Malgré le talent déployé par les défenseurs des deux candidats, l'assemblée restait indécise. Les partisans du duc de Leuchtenberg, s’appuyant sur les lettres officielles du ministère français, ne cessaient de dire que Louis-Philippe n'accepterait point la couronne pour le duc de Nemours. Pour faire tomber cet obstacle, M. Van de Weyer se servit de l'ascendant que lui donnait sa qualité de président du comité diplomatique. Ce n'était point, suivant lui, l'acceptation de Louis-Philippe qu'il fallait mettre en doute, mais bien celle du duc de Leuchtenberg. Le comte Méjan, dit-il, ne devait revenir à Bruxelles qu'avec l'assentiment du cabinet français, et il est retourné directement à Munich pour dire au prince que la France, sur laquelle il avait fondé ses espérances, s'opposait à sa nomination. M. Lebeau demande aussitôt une explication catégorique. Il prie le chef du comité diplomatique de faire connaître au Congres s'il a reçu la rétractation officielle du refus persévérant de M. le duc de Nemours ; s'il est convaincu que son élection ne sera pas faite en vain. « Le mot même de conviction, dont je me suis servi, répond M. Van de Weyer, devait empêcher le préopinant de faire la question qu'il m'a adressée. Je n'ai pas dit que j'étais certain de l'acceptation ; car, pour tenir un pareil langage, il aurait fallu que j'en eusse la preuve officielle, et, dans ce cas, j'aurais cru pouvoir et devoir trancher la question. En mettant sous vos yeux la pièce probante, je vous aurais dit : Messieurs, je viens de recevoir la preuve de l'acceptation du duc de Nemours ; je puis donc annoncer au Congrès que son choix ne sera pas fait en vain. Il m'est impossible de parler ainsi ; mais je n'en ai pas moins la conviction que la couronne sera acceptée par le duc de Nemours. Les éléments de cette conviction, je les puise ailleurs que dans des communications officielles. » (page 248)

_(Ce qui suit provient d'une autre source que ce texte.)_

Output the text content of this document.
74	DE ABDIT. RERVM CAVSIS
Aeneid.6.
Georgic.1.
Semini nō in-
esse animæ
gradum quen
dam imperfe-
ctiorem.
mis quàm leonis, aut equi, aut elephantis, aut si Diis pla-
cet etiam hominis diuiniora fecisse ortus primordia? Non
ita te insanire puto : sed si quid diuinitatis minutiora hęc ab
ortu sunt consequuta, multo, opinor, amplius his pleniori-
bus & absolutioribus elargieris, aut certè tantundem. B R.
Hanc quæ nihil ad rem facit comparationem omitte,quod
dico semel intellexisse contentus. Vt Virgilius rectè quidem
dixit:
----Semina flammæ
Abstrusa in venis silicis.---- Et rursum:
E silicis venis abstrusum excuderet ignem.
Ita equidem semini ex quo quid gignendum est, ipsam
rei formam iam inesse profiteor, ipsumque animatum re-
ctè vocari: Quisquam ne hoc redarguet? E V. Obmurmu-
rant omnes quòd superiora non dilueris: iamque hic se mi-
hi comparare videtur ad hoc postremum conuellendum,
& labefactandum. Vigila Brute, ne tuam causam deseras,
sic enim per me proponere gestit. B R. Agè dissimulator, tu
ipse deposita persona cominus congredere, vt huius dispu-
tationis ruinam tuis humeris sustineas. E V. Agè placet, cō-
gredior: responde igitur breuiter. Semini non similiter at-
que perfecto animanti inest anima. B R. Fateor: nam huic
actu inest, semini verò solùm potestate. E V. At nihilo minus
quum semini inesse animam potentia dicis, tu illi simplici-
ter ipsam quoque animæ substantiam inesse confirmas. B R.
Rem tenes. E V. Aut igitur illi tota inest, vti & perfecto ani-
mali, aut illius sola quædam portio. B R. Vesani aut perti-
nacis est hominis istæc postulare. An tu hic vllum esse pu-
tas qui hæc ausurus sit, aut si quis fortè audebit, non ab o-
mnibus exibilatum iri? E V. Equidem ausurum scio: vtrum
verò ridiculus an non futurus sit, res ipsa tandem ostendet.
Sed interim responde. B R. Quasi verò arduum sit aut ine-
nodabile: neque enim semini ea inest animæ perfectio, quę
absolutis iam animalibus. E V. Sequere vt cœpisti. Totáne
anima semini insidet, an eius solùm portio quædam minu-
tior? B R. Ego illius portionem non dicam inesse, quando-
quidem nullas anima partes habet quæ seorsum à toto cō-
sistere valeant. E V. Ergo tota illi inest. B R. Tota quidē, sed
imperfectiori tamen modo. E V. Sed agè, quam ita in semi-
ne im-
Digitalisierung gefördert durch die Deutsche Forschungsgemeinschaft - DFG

Tous les membres du gouvernement provisoire et du comité diplomatique, entraînés par les assurances officieuses qui leur avaient été données, partageaient d'ailleurs la conviction sincère de M. Van de Weyer, et le déclarèrent à la tribune (Note de bas de page : La REVUE RÉTROSPECTIVE, ou Archives secrètes du dernier gouvernement (1830-1848), contient, p. 295, une lettre de M. Bresson qui jette un jour fort clair sur l'épisode que nous racontons. M. Bresson écrivait de Madrid, le 8 septembre 1844, sur la question des mariages espagnols alors ouverte : «... Un beau jour, pour nous épargner un sanglant affront, je me trouverai subitement ramené à quatorze ans en arrière, et obligé de faire à Madrid ce que j'ai fait à Bruxelles. Mais il est périlleux de répéter ce jeu-là !... »).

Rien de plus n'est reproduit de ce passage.